Laboratory of Cardiovascular Physiotherapy, Nucleus of Research in Physical Exercise, Federal University of São Carlos (UFSCar), Via Washington Luiz, Km 235, São Carlos, SP 13565-905, Brazil.
Clin Auton Res. 2012 Aug;22(4):175-83. doi: 10.1007/s10286-012-0160-z. Epub 2012 Apr 3.
Coronary artery disease (CAD) and acute myocardial infarction (AMI) are associated with a reduction of heart rate variability (HRV). The aim of this study was to compare the HRV of CAD patients with and without AMI (CAD-AMI) with health-matched controls by linear (spectral analysis) and nonlinear [Shannon entropy (SE), conditional entropy (CE) and symbolic analysis (SA)] analysis.
Fifty-eight men were divided into three groups: healthy (n = 19, 57 ± 4 years), CAD (n = 20, 56 ± 10 years) and CAD-AMI (n = 19, 54 ± 12 years). The RR intervals were recorded at rest in the supine position for 10 min with an HR monitor (Polar(®)S810i). A series of 250 beats was selected to analyze variance, spectral analysis, SE, CE [complexity index (CI), normalized CI (NCI)] and SA (0V, 1V, 2LV and 2ULV patterns), as well as 0V (no significant variation) and 2ULV (two significant unlike variations), which reflect sympathetic and vagal modulation, respectively. One-way ANOVA (or the Kruskal-Wallis test when appropriate) and Pearson correlation were used.

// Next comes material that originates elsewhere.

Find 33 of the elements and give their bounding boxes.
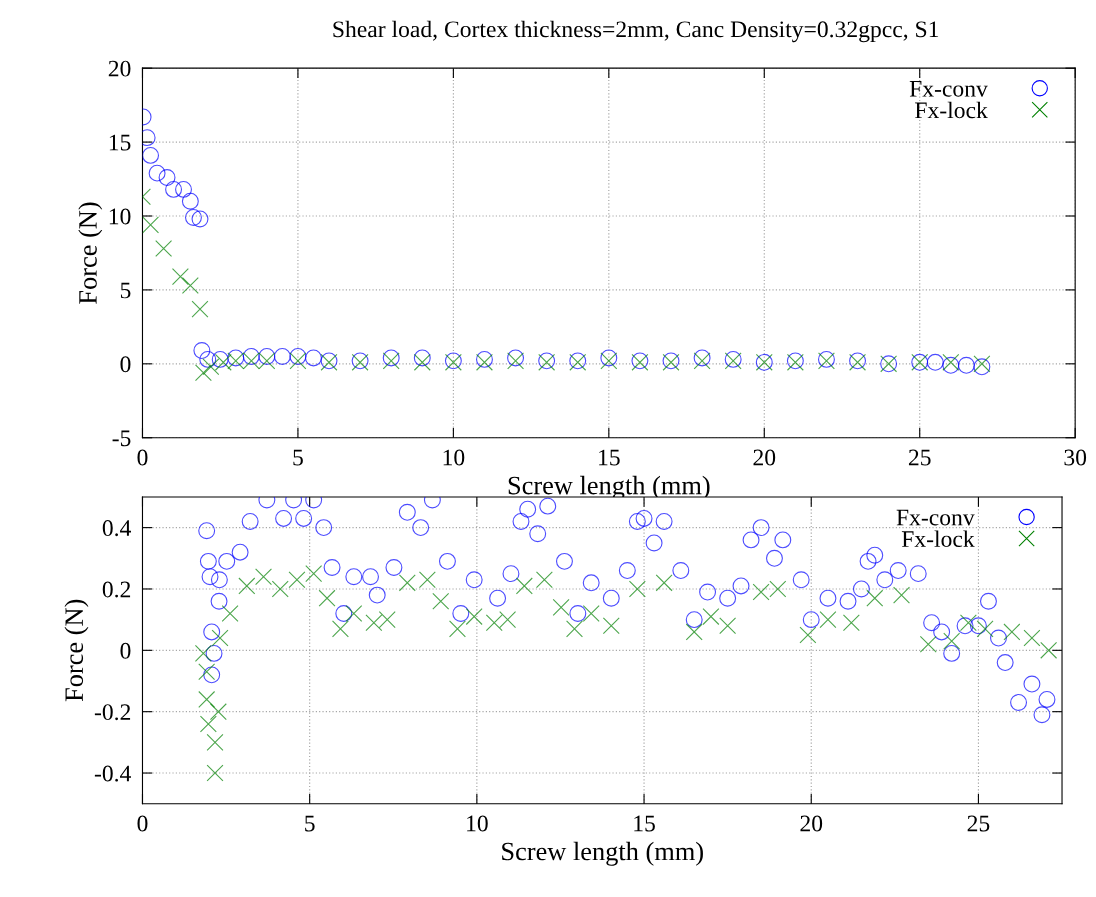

The CAD group had higher body mass index and weight than the CAD-AMI group, but no differences were found between the healthy and AMI groups. There were no differences between the groups regarding linear and nonlinear analysis. The 0V and 2ULV patterns were significantly correlated with the SE, CI and NCI of the three groups.
There was no difference between the groups regarding cardiac autonomic modulation by linear and nonlinear methods, which may be due to beta-blocker use, coronary angioplasty and the exercise capacity of healthy subjects.
冠心病(CAD)和急性心肌梗死(AMI)与心率变异性(HRV)降低有关。本研究旨在通过线性(频谱分析)和非线性[香农熵(SE)、条件熵(CE)和符号分析(SA)]分析比较 CAD 伴 AMI(CAD-AMI)患者与健康匹配对照者的 HRV。
58 名男性分为三组:健康组(n=19,57±4 岁)、CAD 组(n=20,56±10 岁)和 CAD-AMI 组(n=19,54±12 岁)。使用 HR 监测器(Polar®S810i)在仰卧位休息时记录 10 分钟的 RR 间期。选择一系列 250 个心动周期来分析方差、频谱分析、SE、CE[复杂度指数(CI)、归一化 CI(NCI)]和 SA(0V、1V、2LV 和 2ULV 模式),以及 0V(无明显变化)和 2ULV(两个明显不同的变化),分别反映交感和迷走神经调节。使用单因素方差分析(或适当情况下的 Kruskal-Wallis 检验)和 Pearson 相关性。
CAD 组的体重指数和体重高于 CAD-AMI 组,但健康组和 AMI 组之间无差异。线性和非线性分析三组之间无差异。0V 和 2ULV 模式与 SE、CI 和 NCI 呈显著相关。
线性和非线性方法评估的心脏自主神经调节在三组之间无差异,这可能是由于使用了β受体阻滞剂、经皮冠状动脉介入治疗和健康受试者的运动能力。